5. Eu égard à ce qui vient d'être dit, la SARL D3P ne saurait se prévaloir utilement de la documentation administrative référencée BOI-BIC-BASE-20-10 du 4 décembre 2012, qui ne fait pas des textes applicables une interprétation différente de celle qui en est faite dans le présent arrêt. La SARL D3P n'est, par suite, pas fondée à s'en prévaloir sur le fondement de l'article L. 80 A du livre des procédures fiscales, si elle a entendu le faire.
Sur les pénalités pour manquement délibéré :
6. Aux termes de l'article L. 80 D du livre des procédures fiscales, dans sa rédaction alors applicable : " Les décisions mettant à la charge des contribuables des sanctions fiscales sont motivées au sens de la loi n° 79-587 du 11 juillet 1979 relative à la motivation des actes administratifs et à l'amélioration des relations entre l'administration et le public, quand un document ou une décision adressés au plus tard lors de la notification du titre exécutoire ou de son extrait en a porté la motivation à la connaissance du contribuable. (...) ".

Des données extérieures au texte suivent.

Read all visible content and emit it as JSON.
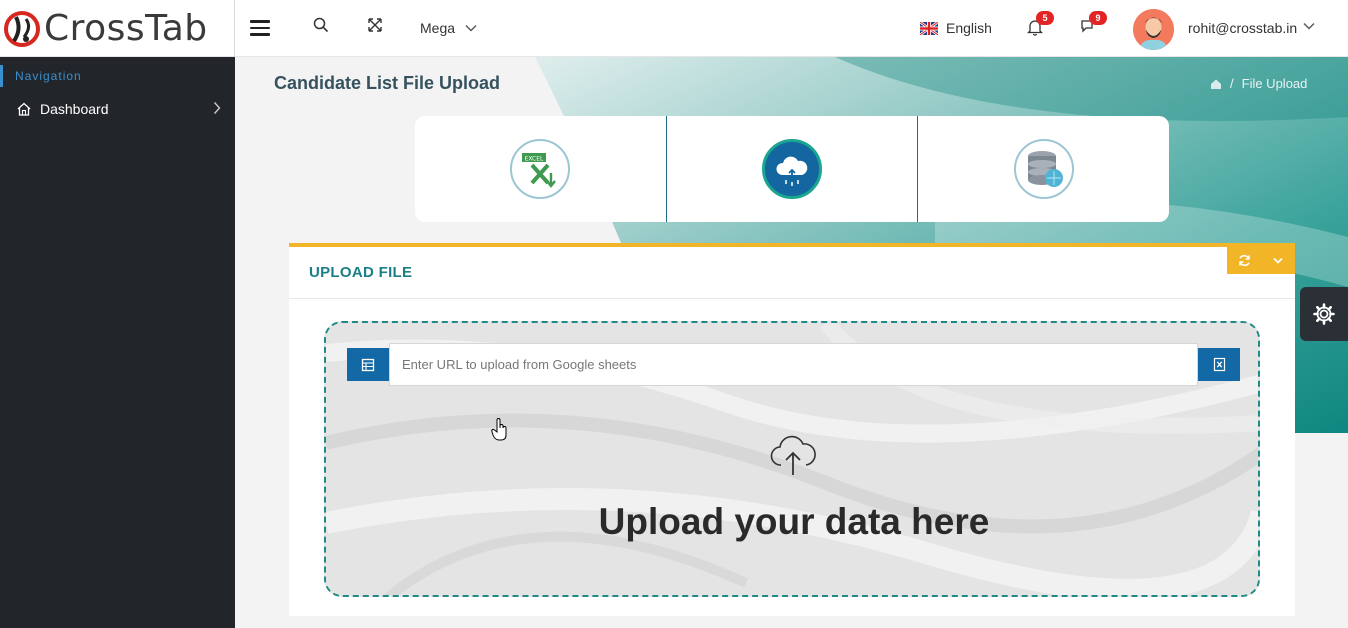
{
  "app": {
    "brand": "CrossTab"
  },
  "header": {
    "mega_label": "Mega",
    "language": "English",
    "notifications_count": "5",
    "messages_count": "9",
    "user_email": "rohit@crosstab.in"
  },
  "sidebar": {
    "heading": "Navigation",
    "items": [
      {
        "label": "Dashboard"
      }
    ]
  },
  "page": {
    "title": "Candidate List File Upload",
    "breadcrumb": {
      "current": "File Upload"
    }
  },
  "steps": [
    {
      "icon": "excel-icon"
    },
    {
      "icon": "cloud-upload-icon"
    },
    {
      "icon": "database-icon"
    }
  ],
  "upload": {
    "card_title": "UPLOAD FILE",
    "url_placeholder": "Enter URL to upload from Google sheets",
    "drop_text": "Upload your data here"
  },
  "colors": {
    "sidebar_bg": "#222529",
    "accent_blue": "#1369a6",
    "card_top_border": "#f2b527",
    "teal": "#1e8b86"
  }
}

7. La proposition de rectification adressée à la requérante mentionne expressément, dans un paragraphe spécifiquement consacré aux pénalités, le fondement juridique de la majoration appliquée, les motifs de fait et de droit qui la fondent ainsi que son taux de 40 %. Elle précise notamment que la requérante a dans un premier temps enregistré comptablement une plus-value de 3 965 196 euros avant de la déduire fiscalement sans aucun fondement juridique, lui permettant d'éluder pour un montant important (1 197 046 euros en droits) la totalité de l'impôt sur les sociétés exigibles au titre de l'exercice 2013. Par suite, l'administration fiscale a suffisamment motivé les pénalités appliquées à la SARL D3P.
8. La requérante ne peut utilement, sur ce point, se prévaloir de la doctrine administrative relative à la motivation des pénalités fiscales, laquelle a trait à la procédure d'établissement des pénalités et ne comporte, par conséquent, aucune interprétation de la loi fiscale invocable sur le fondement de l'article L. 80 A du livre des procédures fiscales.

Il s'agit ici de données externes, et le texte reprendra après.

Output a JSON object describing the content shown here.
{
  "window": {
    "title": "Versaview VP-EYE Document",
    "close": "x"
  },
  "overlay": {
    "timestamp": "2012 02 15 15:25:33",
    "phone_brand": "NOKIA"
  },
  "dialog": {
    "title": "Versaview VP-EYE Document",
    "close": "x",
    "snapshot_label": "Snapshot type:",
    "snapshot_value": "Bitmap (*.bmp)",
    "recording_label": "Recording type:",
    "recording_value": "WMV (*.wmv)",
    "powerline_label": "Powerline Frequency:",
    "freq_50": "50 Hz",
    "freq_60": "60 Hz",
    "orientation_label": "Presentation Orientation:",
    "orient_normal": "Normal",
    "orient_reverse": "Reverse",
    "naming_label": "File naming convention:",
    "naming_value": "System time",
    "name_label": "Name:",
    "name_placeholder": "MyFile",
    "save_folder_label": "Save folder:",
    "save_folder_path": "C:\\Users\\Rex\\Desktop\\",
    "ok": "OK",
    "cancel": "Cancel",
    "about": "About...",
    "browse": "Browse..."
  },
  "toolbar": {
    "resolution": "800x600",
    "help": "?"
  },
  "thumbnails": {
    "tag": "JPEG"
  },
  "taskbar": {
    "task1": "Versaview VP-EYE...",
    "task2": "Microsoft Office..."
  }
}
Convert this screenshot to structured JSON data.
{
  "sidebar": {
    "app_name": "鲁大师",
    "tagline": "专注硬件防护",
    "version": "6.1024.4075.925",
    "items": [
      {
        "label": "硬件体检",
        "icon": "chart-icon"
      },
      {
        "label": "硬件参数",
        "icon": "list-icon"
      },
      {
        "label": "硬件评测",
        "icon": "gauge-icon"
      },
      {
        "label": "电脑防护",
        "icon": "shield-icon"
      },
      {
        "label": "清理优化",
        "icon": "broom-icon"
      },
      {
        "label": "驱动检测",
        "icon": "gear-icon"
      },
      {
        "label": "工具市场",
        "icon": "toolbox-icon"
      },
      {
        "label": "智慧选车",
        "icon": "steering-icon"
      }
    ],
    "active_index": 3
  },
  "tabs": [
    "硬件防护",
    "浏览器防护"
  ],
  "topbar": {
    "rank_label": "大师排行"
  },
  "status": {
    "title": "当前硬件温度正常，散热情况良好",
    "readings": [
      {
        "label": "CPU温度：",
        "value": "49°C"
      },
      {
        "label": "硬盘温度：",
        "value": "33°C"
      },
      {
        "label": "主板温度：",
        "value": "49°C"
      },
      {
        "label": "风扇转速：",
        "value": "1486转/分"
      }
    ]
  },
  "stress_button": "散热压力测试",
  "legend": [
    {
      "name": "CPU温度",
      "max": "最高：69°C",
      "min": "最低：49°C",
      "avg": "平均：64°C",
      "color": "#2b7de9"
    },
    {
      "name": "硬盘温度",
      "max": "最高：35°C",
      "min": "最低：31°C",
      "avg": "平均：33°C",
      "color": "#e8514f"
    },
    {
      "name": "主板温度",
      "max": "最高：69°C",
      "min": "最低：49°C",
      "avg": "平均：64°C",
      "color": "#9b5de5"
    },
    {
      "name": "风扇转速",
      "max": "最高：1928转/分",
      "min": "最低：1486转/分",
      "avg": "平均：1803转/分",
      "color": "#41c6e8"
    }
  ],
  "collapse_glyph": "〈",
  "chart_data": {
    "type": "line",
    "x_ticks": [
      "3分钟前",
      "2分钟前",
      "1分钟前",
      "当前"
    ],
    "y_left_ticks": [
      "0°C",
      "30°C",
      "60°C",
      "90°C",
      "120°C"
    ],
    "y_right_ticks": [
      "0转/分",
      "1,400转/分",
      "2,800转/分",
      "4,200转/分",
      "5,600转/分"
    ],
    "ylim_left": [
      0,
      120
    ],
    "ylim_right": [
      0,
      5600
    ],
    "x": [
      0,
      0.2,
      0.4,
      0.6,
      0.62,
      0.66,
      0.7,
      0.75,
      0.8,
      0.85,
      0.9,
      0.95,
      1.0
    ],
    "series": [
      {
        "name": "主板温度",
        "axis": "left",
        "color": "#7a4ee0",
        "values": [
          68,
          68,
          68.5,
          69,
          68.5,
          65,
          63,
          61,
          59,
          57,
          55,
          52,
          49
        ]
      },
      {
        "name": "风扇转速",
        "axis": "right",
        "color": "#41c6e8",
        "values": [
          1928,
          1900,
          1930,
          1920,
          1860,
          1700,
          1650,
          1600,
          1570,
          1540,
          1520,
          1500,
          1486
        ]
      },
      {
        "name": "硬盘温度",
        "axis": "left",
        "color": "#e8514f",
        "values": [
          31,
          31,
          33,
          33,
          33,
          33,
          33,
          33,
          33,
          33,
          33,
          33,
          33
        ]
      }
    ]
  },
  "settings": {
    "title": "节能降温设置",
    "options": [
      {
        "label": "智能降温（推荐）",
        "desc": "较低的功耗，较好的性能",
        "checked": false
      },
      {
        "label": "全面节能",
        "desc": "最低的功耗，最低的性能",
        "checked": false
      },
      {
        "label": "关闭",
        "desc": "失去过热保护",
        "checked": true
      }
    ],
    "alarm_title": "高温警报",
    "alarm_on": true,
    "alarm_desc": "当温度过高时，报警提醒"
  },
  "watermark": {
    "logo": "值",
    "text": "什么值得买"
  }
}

9. Aux termes de l'article 1729 du code général des impôts : " Les inexactitudes ou les omissions relevées dans une déclaration ou un acte comportant l'indication d'éléments à retenir pour l'assiette ou la liquidation de l'impôt ainsi que la restitution d'une créance de nature fiscale dont le versement a été indûment obtenu de l'Etat entraînent l'application d'une majoration de : / a. 40 % en cas de manquement délibéré (...) ".
10. D'une part, la SARL D3P conteste les pénalités afférentes aux impositions en litige par voie de conséquence de la contestation des rectifications en droits. Eu égard à ce qui vient d'être dit, ce moyen ne peut qu'être écarté.

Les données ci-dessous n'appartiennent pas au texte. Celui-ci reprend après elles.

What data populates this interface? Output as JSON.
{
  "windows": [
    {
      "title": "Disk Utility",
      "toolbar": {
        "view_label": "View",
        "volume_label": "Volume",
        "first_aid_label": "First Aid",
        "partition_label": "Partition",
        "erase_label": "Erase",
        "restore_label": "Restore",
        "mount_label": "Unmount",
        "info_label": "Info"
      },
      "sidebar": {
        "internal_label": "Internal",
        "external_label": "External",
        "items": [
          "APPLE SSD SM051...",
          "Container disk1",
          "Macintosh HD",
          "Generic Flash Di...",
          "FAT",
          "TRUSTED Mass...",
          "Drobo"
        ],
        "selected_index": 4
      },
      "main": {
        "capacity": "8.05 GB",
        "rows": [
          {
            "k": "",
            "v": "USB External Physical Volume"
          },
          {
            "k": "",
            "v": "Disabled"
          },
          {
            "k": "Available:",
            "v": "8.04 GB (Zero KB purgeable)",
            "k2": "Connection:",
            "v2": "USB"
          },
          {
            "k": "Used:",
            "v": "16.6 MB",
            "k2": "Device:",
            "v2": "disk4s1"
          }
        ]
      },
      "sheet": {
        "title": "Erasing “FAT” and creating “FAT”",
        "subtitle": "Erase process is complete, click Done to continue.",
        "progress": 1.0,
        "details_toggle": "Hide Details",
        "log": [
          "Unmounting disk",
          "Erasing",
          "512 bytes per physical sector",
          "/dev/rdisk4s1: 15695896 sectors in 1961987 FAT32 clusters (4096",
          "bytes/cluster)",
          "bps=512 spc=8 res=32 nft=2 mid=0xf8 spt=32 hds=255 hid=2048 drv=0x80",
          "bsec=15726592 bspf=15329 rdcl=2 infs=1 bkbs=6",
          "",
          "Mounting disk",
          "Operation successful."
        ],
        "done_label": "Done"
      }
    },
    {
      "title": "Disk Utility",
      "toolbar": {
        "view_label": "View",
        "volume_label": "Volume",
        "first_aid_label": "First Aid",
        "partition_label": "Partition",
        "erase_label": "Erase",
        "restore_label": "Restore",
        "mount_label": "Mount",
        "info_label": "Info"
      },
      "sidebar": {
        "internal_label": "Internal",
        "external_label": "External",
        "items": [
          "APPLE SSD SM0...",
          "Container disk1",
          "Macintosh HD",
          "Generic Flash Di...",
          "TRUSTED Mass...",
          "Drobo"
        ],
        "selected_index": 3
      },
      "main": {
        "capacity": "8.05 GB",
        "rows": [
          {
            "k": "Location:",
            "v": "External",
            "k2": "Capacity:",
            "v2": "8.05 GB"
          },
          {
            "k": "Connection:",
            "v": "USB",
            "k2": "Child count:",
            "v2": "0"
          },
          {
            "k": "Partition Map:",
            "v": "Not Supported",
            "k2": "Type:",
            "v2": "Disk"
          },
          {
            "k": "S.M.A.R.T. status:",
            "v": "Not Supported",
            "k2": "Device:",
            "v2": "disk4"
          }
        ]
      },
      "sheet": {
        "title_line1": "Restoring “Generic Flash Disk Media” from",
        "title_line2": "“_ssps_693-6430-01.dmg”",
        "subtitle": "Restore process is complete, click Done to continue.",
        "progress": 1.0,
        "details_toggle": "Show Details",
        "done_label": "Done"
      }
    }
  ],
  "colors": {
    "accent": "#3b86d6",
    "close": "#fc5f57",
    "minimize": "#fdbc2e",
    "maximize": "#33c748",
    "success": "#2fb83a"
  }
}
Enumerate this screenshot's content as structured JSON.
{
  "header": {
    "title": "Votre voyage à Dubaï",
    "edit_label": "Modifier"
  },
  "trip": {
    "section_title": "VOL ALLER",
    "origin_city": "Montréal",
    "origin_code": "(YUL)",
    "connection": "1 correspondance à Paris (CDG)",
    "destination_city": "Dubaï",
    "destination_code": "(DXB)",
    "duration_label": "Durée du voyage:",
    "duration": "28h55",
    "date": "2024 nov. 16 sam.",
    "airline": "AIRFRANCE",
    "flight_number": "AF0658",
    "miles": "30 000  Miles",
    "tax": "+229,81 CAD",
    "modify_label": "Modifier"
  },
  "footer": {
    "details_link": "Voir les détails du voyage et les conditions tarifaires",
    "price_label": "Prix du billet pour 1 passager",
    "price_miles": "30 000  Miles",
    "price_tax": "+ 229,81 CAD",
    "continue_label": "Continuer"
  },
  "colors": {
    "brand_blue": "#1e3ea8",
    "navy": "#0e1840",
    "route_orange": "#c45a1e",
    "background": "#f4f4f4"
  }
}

11. D'autre part, l'administration fait valoir que la SARL D3P ne pouvait ignorer de bonne foi, le caractère imposable de la plus-value d'expropriation dans le résultat passible de l'impôt sur les sociétés au titre de l'exercice 2013, eu égard au montant important et à la nature même de l'indemnité en cause dont la réglementation comptable et fiscale d'enregistrement de ce type de produits est suffisamment connue des entreprises et ne présentait aucune difficulté d'interprétation, d'autant que son dirigeant, M. D..., disposait d'une expérience en la matière en sa qualité de dirigeant de plusieurs sociétés et bénéficiait de l'assistance d'un comptable. La circonstance que la déclaration fiscale ait été explicite ne saurait atténuer le caractère délibéré du manquement, la plus-value en litige, ayant été neutralisée fiscalement lors de la détermination du résultat fiscal, sans aucun fondement juridique. En outre, la circonstance que l'administration se soit trompée dans ses rectifications concernant la SCI Alpha est sans aucune incidence sur la caractérisation du manquement délibéré. Dans ces conditions, le caractère intentionnel de la volonté d'éluder l'impôt sont établis. Par suite, l'administration fiscale justifie l'application des pénalités prévues par l'article 1729 du code général des impôts.
12. La SARL D3P n'est, enfin, pas fondée à se prévaloir de l'instruction administrative référencée BOI-CF-INF-10-20-20 § 30 et 40 du 12 septembre 2012, qui ne comporte aucune interprétation de la loi fiscale différente de celle qui lui a été appliquée.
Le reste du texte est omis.